Look, if you were an observer, suddenly out of these little clumps of gas come bright ignition sparks, all at once. If you were to stand there long enough watching this stellar nursery, it might look kind of like a field at night with fireflies blinking on. Perhaps the sun formed in this starburst. The passage of the Sagittarius dwarf through our galaxy correlates in time to the formation and birth of our sun, so maybe our solar system came about as a result of the Sagittarius dwarf passing through our galaxy over 5 billion years ago.

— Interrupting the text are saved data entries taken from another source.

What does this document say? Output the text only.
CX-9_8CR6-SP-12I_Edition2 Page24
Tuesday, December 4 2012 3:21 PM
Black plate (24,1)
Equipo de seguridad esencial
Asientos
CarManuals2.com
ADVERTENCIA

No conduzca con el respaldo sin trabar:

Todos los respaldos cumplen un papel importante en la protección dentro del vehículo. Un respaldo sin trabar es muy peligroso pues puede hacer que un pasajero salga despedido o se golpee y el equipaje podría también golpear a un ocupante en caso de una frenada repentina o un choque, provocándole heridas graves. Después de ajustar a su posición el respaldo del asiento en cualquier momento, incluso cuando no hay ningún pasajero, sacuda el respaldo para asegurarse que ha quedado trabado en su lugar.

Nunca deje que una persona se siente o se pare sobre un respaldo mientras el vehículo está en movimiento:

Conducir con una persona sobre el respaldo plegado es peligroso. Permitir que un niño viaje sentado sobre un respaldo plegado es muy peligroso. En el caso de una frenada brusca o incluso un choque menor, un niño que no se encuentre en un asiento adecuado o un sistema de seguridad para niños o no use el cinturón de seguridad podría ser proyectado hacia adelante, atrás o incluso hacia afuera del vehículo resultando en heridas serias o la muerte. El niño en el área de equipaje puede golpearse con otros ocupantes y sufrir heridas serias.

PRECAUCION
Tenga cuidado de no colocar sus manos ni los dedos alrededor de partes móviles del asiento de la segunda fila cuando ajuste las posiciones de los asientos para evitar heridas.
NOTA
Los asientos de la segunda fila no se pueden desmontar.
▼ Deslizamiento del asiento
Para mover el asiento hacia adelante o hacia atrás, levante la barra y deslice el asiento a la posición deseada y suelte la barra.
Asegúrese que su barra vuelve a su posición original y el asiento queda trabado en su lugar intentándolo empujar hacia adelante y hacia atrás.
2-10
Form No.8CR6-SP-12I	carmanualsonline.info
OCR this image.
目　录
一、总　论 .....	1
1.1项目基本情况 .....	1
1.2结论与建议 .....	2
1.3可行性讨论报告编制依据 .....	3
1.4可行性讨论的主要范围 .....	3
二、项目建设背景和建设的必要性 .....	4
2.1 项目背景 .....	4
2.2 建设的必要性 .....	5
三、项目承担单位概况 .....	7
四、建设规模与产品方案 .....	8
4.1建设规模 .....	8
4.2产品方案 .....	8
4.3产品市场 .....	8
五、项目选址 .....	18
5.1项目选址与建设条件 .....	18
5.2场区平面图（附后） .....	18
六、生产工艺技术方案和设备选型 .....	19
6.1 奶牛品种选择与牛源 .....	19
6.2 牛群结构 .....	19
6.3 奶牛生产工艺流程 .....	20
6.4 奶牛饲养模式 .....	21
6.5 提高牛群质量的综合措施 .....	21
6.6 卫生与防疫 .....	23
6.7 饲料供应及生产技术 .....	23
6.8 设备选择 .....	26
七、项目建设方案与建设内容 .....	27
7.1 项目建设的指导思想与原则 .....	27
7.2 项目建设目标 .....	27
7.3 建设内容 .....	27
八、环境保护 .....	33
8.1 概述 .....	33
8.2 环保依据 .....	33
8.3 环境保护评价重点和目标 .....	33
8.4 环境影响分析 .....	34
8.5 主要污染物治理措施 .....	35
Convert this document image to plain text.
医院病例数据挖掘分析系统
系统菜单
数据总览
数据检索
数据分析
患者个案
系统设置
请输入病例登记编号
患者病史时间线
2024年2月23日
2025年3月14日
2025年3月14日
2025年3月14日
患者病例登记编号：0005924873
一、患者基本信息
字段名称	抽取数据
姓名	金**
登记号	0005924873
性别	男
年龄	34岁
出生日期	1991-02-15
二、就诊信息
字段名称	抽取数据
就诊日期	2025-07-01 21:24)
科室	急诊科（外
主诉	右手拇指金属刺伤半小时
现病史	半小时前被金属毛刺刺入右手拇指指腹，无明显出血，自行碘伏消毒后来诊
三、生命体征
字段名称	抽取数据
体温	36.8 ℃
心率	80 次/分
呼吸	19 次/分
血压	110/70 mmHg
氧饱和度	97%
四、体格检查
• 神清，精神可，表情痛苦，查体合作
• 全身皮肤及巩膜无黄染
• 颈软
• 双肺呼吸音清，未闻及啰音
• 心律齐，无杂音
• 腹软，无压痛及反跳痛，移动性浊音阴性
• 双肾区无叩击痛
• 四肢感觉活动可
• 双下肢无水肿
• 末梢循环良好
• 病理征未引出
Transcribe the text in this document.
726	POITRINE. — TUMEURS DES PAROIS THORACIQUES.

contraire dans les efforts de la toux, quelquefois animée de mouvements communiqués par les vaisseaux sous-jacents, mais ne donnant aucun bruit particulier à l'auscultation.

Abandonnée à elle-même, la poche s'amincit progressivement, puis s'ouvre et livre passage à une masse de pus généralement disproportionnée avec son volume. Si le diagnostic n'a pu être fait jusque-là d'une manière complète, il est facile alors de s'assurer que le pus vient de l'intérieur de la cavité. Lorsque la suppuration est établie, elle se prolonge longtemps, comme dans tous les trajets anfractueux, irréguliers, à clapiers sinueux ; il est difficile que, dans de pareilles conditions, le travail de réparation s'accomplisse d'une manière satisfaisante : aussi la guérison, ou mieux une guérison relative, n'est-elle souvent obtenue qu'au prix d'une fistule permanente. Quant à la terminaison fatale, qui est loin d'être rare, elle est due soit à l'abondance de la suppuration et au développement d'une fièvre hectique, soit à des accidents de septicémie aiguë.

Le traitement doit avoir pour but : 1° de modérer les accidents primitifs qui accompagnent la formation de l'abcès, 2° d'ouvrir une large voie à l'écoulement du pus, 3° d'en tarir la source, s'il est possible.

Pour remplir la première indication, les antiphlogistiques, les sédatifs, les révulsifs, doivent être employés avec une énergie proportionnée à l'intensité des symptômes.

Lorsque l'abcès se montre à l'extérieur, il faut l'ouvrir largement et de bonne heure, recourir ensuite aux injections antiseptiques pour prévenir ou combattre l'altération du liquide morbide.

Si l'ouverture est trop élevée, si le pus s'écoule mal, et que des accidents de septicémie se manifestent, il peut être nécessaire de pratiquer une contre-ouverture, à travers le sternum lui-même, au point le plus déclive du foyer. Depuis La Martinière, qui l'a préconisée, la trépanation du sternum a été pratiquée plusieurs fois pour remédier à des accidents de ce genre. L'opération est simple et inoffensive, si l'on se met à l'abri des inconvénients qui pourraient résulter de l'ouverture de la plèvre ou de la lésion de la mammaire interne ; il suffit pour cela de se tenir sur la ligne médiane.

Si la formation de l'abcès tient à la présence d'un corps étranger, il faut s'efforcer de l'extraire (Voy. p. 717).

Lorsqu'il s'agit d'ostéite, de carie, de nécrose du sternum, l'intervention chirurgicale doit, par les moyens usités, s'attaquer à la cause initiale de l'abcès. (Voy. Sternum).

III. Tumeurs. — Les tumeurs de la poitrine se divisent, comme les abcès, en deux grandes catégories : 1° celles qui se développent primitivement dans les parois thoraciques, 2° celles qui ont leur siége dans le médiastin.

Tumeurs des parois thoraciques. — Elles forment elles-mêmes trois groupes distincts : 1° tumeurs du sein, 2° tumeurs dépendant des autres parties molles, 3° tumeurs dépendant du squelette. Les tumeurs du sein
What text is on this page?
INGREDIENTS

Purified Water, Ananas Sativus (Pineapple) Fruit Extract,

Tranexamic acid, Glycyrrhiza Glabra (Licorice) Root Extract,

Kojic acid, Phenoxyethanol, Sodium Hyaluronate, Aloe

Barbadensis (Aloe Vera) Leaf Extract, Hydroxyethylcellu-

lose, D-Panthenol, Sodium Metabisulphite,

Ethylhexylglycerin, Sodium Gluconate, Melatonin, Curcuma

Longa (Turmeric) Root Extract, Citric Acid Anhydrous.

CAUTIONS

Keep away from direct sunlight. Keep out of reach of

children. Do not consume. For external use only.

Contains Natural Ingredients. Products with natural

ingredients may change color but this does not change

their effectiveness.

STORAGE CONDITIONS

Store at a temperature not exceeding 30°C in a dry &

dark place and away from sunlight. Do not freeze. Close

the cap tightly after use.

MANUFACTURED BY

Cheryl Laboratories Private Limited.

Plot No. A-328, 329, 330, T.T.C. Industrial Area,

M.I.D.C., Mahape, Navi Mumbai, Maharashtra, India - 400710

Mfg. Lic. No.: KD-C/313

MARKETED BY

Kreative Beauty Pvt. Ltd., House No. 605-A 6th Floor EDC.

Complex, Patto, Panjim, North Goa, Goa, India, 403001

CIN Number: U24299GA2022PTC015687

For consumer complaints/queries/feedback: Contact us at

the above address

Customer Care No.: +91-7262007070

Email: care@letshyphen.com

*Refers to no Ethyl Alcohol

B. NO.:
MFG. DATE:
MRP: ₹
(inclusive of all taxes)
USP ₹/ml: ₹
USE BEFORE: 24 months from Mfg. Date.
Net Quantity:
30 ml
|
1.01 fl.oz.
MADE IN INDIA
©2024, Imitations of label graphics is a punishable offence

Of course, we don't know for sure if this is what triggered the formation of our sun, but the timing does fit.

4.6 billion years ago, part of the cloud seeded with material from dying stars grows denser until it gets so massive it collapses. As the gas cloud collapses, it gets hotter and spins faster and faster forming a dense core at its center. The core is the protostar that will later become our sun. The protostar drags in more and more gas and dust creating a region of material spinning around it called the protoplanetary disk. As the sun builds up more mass, it's getting compressed gravitationally. And so the core is getting hotter and hotter. The densities are increasing.

The new dawn, the head of our solar mobster family, immediately reveals a ferocious nature. Blasting out supercharged jets of radiation. The early sun was not the calm glowing orb that we see in our sky today. It was far more chaotic. It's sort of like in its toddler phase. It was acting up all the time. It has all of this energy that pushes material off of the surface and launches it into what we call the solar wind.

The blizzard of particles races out at over a million miles an hour. It smashes into the protoplanetary disk and blows the gas away. At the same time, the sun's core heats up to 18 million degrees Fahrenheit triggering the fusion of hydrogen into helium. And that releases a tremendous amount of energy that eventually works its way back to the surface of the star and comes out as light. Finally, the sun becomes the recognizable Sun that we see in our sky today. The Sun is now the Godfather, pulling the strings of the solar system.

The young Don's rise to the top triggers a power struggle with its willful children, the planets. It's a brutal fight for survival.